Keep in mind that SMB is a client/server technology. For backward
compatibility, newer clients continue to support older versions of the
technology. While establishing a connection to a file share, an SMB
client negotiates the SMB version to use for that connection based on
the highest commonly supported SMB version. This process is referred to
as dialect negotiation.
During dialect negotiation, the version downgrade is automatic, such that an SMB
3.0 client connecting to a SMB 2.1 server will use SMB 2.1 for that
connection. Because older versions of SMB are less secure, forcing a
client to downgrade the version used is one way someone might try to
gain unauthorized access.
SMB 3.0 includes a security feature that attempts to detect forced
downgrade attempts.

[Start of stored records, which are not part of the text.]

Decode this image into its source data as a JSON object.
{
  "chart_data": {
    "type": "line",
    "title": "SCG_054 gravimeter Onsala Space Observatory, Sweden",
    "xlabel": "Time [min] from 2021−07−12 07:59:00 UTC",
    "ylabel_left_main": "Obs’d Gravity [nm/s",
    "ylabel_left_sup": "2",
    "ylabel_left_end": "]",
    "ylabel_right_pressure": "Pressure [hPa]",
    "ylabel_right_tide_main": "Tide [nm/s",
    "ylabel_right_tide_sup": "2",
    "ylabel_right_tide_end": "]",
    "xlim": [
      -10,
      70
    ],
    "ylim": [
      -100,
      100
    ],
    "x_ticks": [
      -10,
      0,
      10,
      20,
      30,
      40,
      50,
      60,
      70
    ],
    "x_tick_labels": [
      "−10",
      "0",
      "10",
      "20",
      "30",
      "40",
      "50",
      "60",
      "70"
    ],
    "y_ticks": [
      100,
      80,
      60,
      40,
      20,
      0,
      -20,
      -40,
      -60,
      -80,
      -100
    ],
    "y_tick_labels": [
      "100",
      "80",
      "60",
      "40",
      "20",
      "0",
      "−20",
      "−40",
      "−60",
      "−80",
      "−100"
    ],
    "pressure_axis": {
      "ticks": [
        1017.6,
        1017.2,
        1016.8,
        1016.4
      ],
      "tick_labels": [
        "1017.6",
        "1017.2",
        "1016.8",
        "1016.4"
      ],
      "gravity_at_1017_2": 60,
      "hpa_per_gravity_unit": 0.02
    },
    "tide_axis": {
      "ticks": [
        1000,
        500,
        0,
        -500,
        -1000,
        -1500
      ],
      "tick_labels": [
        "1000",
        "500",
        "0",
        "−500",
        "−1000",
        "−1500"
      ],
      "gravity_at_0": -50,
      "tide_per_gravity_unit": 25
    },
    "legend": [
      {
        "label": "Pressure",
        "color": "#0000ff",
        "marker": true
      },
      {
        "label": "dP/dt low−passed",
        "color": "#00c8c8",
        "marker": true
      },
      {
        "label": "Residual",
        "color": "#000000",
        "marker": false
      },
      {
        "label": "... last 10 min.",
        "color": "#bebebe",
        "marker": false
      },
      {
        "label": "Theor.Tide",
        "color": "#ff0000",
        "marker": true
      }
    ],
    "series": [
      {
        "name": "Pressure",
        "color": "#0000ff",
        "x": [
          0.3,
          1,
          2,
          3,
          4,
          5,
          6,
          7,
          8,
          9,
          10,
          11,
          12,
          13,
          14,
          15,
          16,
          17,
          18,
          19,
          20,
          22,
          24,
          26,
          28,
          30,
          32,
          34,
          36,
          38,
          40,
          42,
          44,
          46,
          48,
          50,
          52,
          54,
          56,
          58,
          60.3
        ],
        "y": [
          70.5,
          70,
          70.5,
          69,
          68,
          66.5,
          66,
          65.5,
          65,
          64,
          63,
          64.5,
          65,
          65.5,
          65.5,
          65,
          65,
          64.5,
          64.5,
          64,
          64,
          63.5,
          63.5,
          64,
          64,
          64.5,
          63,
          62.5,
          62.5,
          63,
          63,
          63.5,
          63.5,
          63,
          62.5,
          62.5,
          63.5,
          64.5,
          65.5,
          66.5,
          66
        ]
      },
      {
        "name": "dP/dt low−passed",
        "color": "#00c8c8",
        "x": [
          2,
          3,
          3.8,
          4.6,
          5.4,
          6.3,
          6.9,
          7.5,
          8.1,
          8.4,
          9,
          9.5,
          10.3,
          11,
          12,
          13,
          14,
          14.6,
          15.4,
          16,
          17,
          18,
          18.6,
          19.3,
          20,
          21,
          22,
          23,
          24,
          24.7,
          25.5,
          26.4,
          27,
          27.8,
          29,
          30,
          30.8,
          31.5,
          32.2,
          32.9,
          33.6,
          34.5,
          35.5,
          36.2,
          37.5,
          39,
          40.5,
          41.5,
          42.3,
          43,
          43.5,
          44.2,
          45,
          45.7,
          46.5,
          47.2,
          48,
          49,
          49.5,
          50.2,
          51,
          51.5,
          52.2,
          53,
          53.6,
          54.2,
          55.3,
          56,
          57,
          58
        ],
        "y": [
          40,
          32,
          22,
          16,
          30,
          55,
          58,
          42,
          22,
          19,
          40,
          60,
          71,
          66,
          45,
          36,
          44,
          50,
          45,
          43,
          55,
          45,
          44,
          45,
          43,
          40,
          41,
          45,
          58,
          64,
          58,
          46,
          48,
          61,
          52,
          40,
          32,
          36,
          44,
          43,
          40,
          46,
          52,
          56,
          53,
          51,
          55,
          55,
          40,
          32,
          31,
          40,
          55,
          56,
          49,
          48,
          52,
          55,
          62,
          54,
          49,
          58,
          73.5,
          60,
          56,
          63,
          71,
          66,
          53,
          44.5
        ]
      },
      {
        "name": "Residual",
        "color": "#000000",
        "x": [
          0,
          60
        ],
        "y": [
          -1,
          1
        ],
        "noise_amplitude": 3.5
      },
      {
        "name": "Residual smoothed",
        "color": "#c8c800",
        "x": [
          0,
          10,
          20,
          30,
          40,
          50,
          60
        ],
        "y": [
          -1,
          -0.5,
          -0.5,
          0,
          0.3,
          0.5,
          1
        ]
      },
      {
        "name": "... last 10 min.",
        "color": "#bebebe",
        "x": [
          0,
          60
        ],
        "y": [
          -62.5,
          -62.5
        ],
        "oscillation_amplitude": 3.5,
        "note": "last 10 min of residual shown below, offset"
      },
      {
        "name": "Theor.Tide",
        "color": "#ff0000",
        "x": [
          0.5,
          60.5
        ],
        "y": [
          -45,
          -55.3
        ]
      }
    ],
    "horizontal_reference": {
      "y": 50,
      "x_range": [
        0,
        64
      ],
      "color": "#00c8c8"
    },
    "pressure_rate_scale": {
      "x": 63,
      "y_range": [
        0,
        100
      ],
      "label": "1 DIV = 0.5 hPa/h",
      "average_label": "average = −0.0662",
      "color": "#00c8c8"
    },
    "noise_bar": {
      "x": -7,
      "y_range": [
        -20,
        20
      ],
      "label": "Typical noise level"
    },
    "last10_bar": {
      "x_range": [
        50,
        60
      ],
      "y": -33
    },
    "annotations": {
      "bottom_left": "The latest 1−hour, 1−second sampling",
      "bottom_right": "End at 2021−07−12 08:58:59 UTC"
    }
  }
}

If such an attempt is detected, the connection is
disconnected and Event ID 1005 is logged in the
Microsoft-Windows-SmbServer/Operational log. This security feature works
only when a client tries to force a downgrade from SMB 3.0 to SMB
2.0/SMB 2.1. It doesn’t work if a client attempts to downgrade to SMB 1.0. For this reason, Microsoft recommends that you disable support for SMB 1.0.

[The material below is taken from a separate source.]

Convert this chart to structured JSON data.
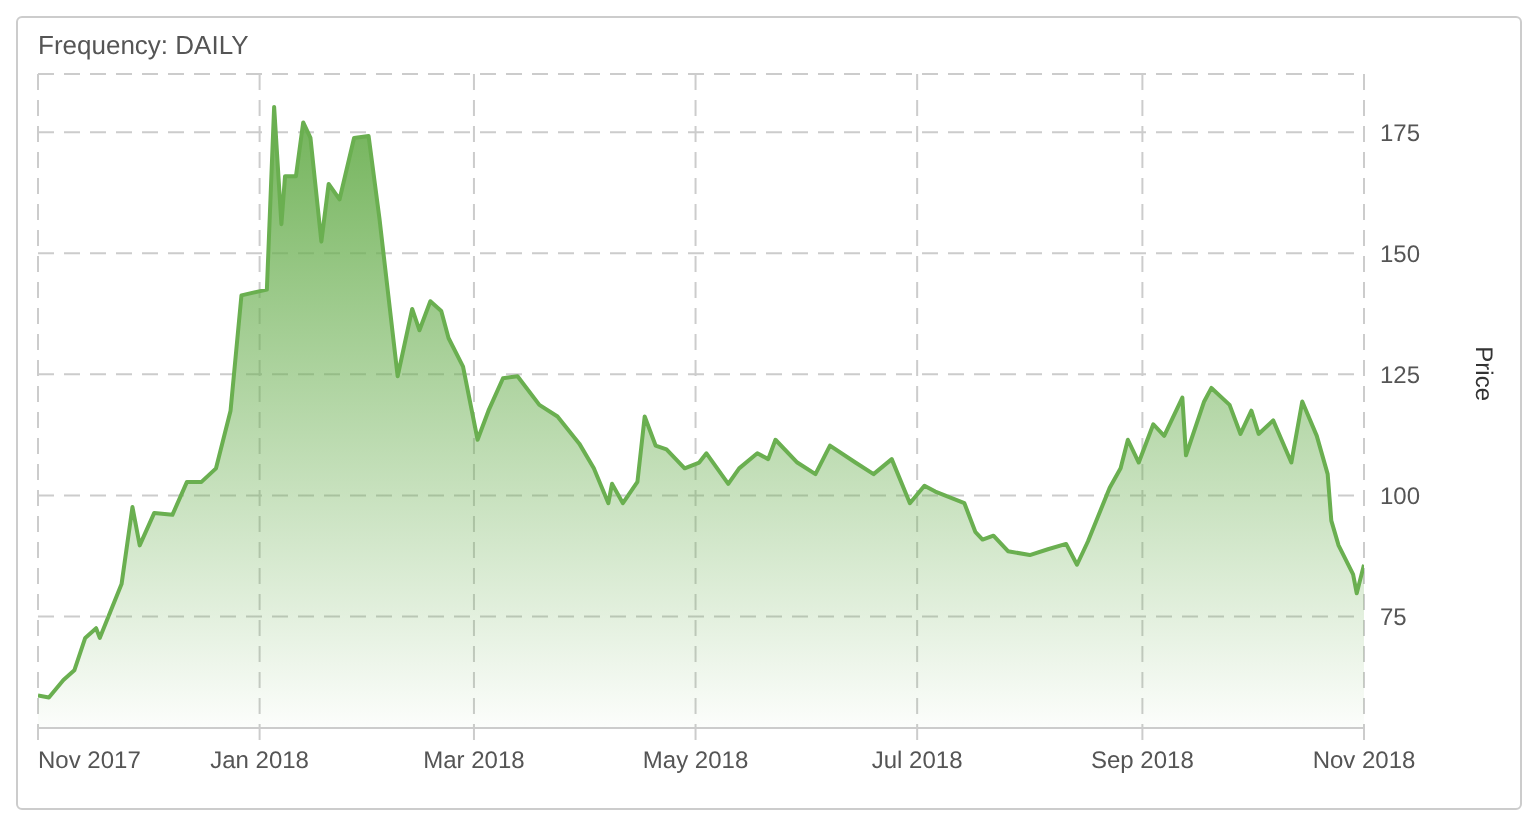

If you want to ensure that SMB encryption is used whenever possible, you can enable SMB encryption on either a per-server or per–file
share basis. To enable encryption for an entire server and all its SMB
file shares, run the following command at an elevated PowerShell prompt
on the server:
Set-SmbServerConfiguration -EncryptData $true
To enable encryption for a specific file share rather than an entire
server, run the following command at an elevated PowerShell prompt on
the server:
Set-SmbShare -Name ShareName
-EncryptData $true
Here, ShareName is the name of the share for which encryption should be used when possible, such as the following:
Set-SmbShare -Name CorpData -EncryptData $true
You can turn on encryption when you create a share as well. To do
this, run the following command at an elevated PowerShell prompt on the
server:
New-SmbShare -Name ShareName
-Path PathName
-EncryptData $true
Here, ShareName is the name of the share for which encryption should be used when possible and PathName is the path to an existing folder to share, such as the following:
New-SmbShare -Name CorpData -Path D:\Data -EncryptData $true
When you want to enable encryption support on multiple file servers,
you can invoke remote commands. Consider the following example:
$servers = get-content c:\files\server-list.txt
Invoke-command -computername $servers -scriptblock {Set-SmbServerConfiguration
-EnableSMB1Protocol $false}
Here, C:\Files\Server-list.txt is the path to a text file containing a
list of the file servers to configure. In this file, each file server
should be listed on a separate line, as shown here:
FileServer12
FileServer23
FileServer45
The command will then be invoked on each of the file servers.